By Luis Bueno – RIVERSIDE, CA (May 8, 2019) US Soccer Players - When he made the leap from MLS to Tijuana, Oscar Pareja took a risk. Never before had a coach made such a move, joining Liga MX after having coached solely in MLS. Pareja survived until the end of the regular season which is in itself an accomplishment. Nine teams, half of Liga MX, fired its coaches during the Clausura 2019 campaign.
Now another opportunity has presented itself. Pareja finished the regular season with life and so too did Tijuana. The club reached the playoffs and is now set to square off against Leon in the Liga MX quarterfinals. While this is a great opportunity for Pareja, it also represents a chance for MLS to continue shining. If Pareja can win a championship, it would be a great accomplishment for a former MLS coacj.
MLS has produced and exported many talented players who have gone on to win in other, more challenging leagues. The league has not had many coaches in the position that Pareja is now. There are fewer still who have found the kind of success that Pareja could potentially have in just a few short weeks.
Tijuana will play Leon in the Liga MX postseason, which is a difficult matchup. Tijuana teetered on the brink of the postseason and qualified as the 8th and final seed. Leon meanwhile had a masterful season, finishing as superlider atop the table with a 13-2-2 record and 41 goals scored. Still, despite all of its successes, Leon fell to Tijuana. Also, Tijuana was the only team to hand Leon a shutout this season, beating the Panzas Verdes at Camp Nou by 1-0 on January 20.
For all of the positive steps Tijuana took this season, though, Pareja has not exactly come in and worked wonders. Nor has he taken Tijuana to new heights. Tijuana finished as superlider for an entire year. Xolos had the most points in each of the Apertura 2016 and Clausura 2017 seasons.

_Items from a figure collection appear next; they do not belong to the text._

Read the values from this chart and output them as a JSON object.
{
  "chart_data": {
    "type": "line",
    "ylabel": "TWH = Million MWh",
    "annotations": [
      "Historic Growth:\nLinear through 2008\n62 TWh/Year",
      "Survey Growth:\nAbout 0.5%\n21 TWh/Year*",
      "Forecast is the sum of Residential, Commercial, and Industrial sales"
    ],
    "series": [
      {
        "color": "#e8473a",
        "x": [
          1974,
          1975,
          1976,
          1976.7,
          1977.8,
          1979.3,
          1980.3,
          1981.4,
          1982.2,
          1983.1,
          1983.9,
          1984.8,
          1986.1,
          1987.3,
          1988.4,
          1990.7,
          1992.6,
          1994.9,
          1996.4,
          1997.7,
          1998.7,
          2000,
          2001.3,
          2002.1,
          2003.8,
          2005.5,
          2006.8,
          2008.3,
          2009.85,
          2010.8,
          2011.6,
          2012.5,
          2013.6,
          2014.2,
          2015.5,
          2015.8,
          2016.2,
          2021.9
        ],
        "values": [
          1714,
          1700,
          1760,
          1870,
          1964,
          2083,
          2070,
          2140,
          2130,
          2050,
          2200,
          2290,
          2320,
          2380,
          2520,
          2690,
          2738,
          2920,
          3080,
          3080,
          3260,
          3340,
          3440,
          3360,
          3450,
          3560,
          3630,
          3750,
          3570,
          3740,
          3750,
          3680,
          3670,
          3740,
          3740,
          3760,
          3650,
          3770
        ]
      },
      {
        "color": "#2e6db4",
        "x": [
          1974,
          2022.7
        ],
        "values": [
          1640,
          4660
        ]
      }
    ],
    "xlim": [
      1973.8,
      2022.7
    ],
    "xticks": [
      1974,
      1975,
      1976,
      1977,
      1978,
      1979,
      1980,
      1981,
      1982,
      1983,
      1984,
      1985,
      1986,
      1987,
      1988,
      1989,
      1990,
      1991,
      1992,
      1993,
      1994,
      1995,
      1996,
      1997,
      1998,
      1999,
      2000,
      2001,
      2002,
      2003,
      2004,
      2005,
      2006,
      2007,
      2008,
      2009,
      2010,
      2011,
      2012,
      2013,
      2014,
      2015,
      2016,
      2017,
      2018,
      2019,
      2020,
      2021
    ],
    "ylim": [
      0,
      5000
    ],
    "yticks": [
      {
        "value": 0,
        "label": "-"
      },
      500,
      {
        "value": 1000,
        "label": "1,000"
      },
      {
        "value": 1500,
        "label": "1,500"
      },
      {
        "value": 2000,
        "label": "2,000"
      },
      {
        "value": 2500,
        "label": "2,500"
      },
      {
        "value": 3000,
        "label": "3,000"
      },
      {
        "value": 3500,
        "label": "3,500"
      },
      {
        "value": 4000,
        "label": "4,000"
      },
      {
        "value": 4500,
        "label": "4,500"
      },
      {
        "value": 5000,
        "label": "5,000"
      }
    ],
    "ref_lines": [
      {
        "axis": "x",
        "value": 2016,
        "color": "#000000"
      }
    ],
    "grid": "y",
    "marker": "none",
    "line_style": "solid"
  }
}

Those teams though did not go as far as expected in each season. Tijuana could not get past the semifinals in the Clausura 2017 season and crashed out in the first round of the Apertura 2016 postseason, ironically to Leon who finished as the 8th-seed that year.
Since then Tijuana has been all over the place. They've reached the playoffs just once in the three seasons before Pareja arrived. The club had a 16-20-15 record over that span and did not score more than 20 goals in any one of those seasons.
Pareja started this season off slowly, losing the first two games and finishing January with a 1-3-0 record. That may not seem slow, but in Liga MX coaches have a ridiculously short shelf life. The margin for error is slim. Pareja had to turn around the season quickly. For instance, Pachuca sacked manager Francisco “Paco” Ayestaran following a 1-2-0 start to the season. Ayestaran had been on the job since the start of the Apertura 2018 season.
Tijuana weathered the early storm and got on track after the rough start, winning four and drawing one in its next five games. Overall, though, the season was a bit of a roller coaster. Tijuana took big wins against Leon, Monterrey, and Tigres but dropped games against struggling sides like Pumas and Lobos BUAP. Had Tijuana bested one of those two non-playoff sides, the club could have had a much better standing in the playoffs.
Still, Tijuana’s 8th-place finish was better than last season, which is an improvement, and puts the club into the postseason, which provides hope. Tijuana was a bit rudderless. Now the club has their chance in the playoffs. As Tijuana learned when it finished as superlider twice in a row, getting to the postseason is the only thing that matters. Regular-season records are meaningless and only provide for positioning once the playoffs begin.
The challenge for Pareja though will be much different than what he faced in MLS. When coaching in MLS, Pareja endured an eight-month regular season followed by playoffs that lasted six weeks or so. The focus then was, from the start of the season, to go about building the team up and getting in a good position for the stretch run. Then it was about securing the team’s playoff spot once the team gets into late summer and into fall. Once the postseason began, the focus was about managing the playoffs. The format was seemingly never the same and presented quite a different set of challenges.
This time around, the focus is and has been simple. Win as much as possible by any means possible and do not take time to breath. This Liga MX 5K sprint is much different than the MLS marathon. Pareja must adjust to that.
Part of this sprint is quick turnarounds. Tijuana will host Leon on Wednesday and will play the return leg on Saturday. In MLS the time between legs was twice that at least, if not more. So instead of the days, Pareja will now have hours to make adjustments to the lineup or his tactics and to prepare for all possible scenarios.
During his time in MLS, though, Pareja showed his value as coach. He led the lowly Colorado Rapids to the postseason in 2013, his second and final season there. Colorado has been to the postseason just once in the five seasons since Pareja’s departure. With FC Dallas, Pareja took the club to the playoffs in four of his five seasons, taking the club to the Western Conference final in 2015. Pareja also won a US Open Cup with FC Dallas.
The Liguilla will require Pareja to magnify his skillset. Tijuana could seal its own fate in the first leg. A poor start and Tijuana will have a canyon to climb out of on Saturday. Or, a convincing win could mean playing defensively on Saturday will be enough to get through to the next round.
Whatever happens in this postseason, having an MLS-bred coach guiding a team into the Liga MX postseason is exciting. So too is the prospect that more doors would open for MLS coaches in the future because of it.